I'll share some more of my favorite answers from readers to these and other questions in the next couple of weeks.  Readers' answers are making me wonder what I would tell my 10-years-younger self.  Would I tell her not to marry my DXH?  I'm not sure.  It broke my heart and sent me reeling for years...  but on the other hand, I learned a lot from being married to him, and we had some absolutely wonderful times.  In a very real sense, he and I grew up together.  Plus, if I'd come out earlier, would I have ever met my hilarious, gorgeous, terrific DGF?

It's hard for me to think about what I'd want my 10-years-younger self to know.  Even the things I learned the hard way sculpted me into the person I am now...  so maybe that's good.  Or maybe it's just cognitive dissonance.

What do YOU wish you would have known ten years ago?

2 Comments
Connor
1/22/2013 07:42:35 am

Dear 15 year old me-

Right now, you are probably grounded. There are sometimes legitimate reasons for this. But right now you are probably grounded because your parents think you are gay. They are right. Sort of.
Here's what I want to tell you- you are already unashamed, it’s time to be unafraid, too. Two years from now, you will be cornered about your sexuality for the last time. You will be strong and brave and your parents will say awful, cruel things. You will leave; this will be the first step towards the life you have always wanted. They are saying and doing things out of extreme ignorance and fear- it will take many, many years to ‘get through’ but, it does happen.
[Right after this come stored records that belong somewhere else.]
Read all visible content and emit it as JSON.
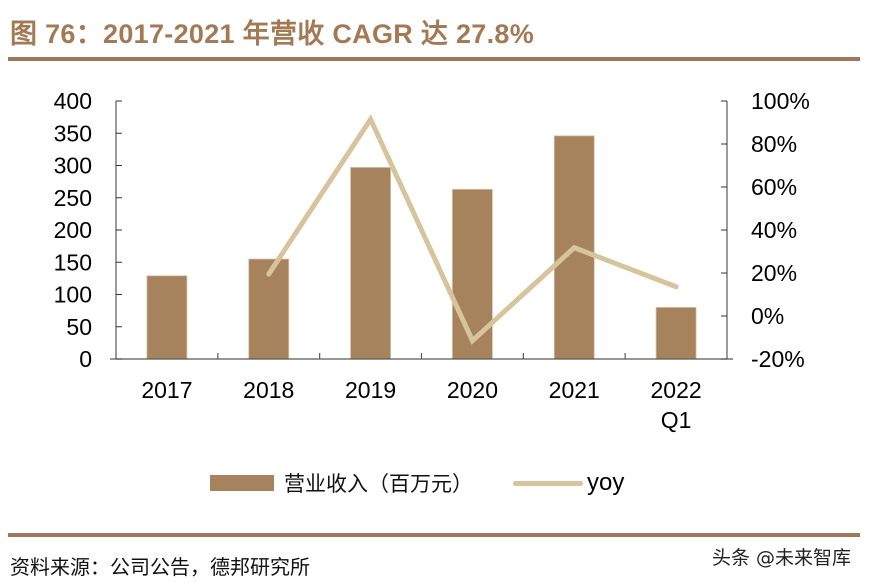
{
  "header": {
    "title": "图 76：2017-2021 年营收 CAGR 达 27.8%"
  },
  "footer": {
    "source": "资料来源：公司公告，德邦研究所",
    "watermark": "头条 @未来智库"
  },
  "colors": {
    "title": "#a47a55",
    "rule": "#a0775a",
    "bar": "#a6835c",
    "line": "#d6c49c",
    "axis": "#595959"
  },
  "chart_data": {
    "type": "bar",
    "title": "图 76：2017-2021 年营收 CAGR 达 27.8%",
    "categories": [
      "2017",
      "2018",
      "2019",
      "2020",
      "2021",
      "2022 Q1"
    ],
    "category_lines": [
      [
        "2017"
      ],
      [
        "2018"
      ],
      [
        "2019"
      ],
      [
        "2020"
      ],
      [
        "2021"
      ],
      [
        "2022",
        "Q1"
      ]
    ],
    "series": [
      {
        "name": "营业收入（百万元）",
        "type": "bar",
        "axis": "left",
        "values": [
          129,
          155,
          297,
          263,
          346,
          80
        ]
      },
      {
        "name": "yoy",
        "type": "line",
        "axis": "right",
        "values": [
          null,
          19.5,
          91.5,
          -11.5,
          31.8,
          13.6
        ],
        "unit": "%"
      }
    ],
    "left_axis": {
      "ylim": [
        0,
        400
      ],
      "ticks": [
        0,
        50,
        100,
        150,
        200,
        250,
        300,
        350,
        400
      ],
      "tick_labels": [
        "0",
        "50",
        "100",
        "150",
        "200",
        "250",
        "300",
        "350",
        "400"
      ]
    },
    "right_axis": {
      "ylim": [
        -20,
        100
      ],
      "ticks": [
        -20,
        0,
        20,
        40,
        60,
        80,
        100
      ],
      "tick_labels": [
        "-20%",
        "0%",
        "20%",
        "40%",
        "60%",
        "80%",
        "100%"
      ]
    },
    "xlabel": "",
    "ylabel": "",
    "grid": false,
    "legend": {
      "position": "bottom",
      "entries": [
        "营业收入（百万元）",
        "yoy"
      ]
    }
  }
}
Here’s the other thing, baby butch. Someday in the future you will realize that it is possible for you to be the boy you’ve always imagined yourself being. What seems like impossible fiction will eventually be a reality, in a way you cannot imagine now. In December 2010 you will take your first injection of testosterone, and finally come home to a body you have been at odds with since you were a child. The dust around your soul will start to settle a bit. This is an okay thing. Let it happen.
Waiting for you in the future are a ton of amazing adventures, love, heartbreak and watching the world change- mostly for the better. In the future you will: Meet a lot of amazing, radical, queer family who will love and support you through the toughest times imaginable, and share with you some pretty amazing good days. You will live in Southern California, the Bay Area and Portland, OR twice- you will still not have many of the trappings of the upper middle class life style you were raised in, and you will find a ton of other people living comfortably mostly within their means- they will show you that you don’t have to have that to be a valid person.
There will be times in the future when dying may seem like the only way out of the pressure, pain, loneliness and sadness that comes with being really true to who you are. This is not true- you’re going to make it. It’s going to be awesome, mostly. Most importantly in the future- you are loved by so many. You are blessed with community, and friendship, family and romantic love. These are the important things.

-25 year old you

Reply
CL
1/22/2013 09:06:35 am

I would've said
awesome job on staring death in the face and living to tell about it.
Now you know what you have to do:
...you can clear your life with a wrecking ball and what rises from the ashes will be more beautiful and incredible than you can imagine right now...go west young boi...your wife is waiting.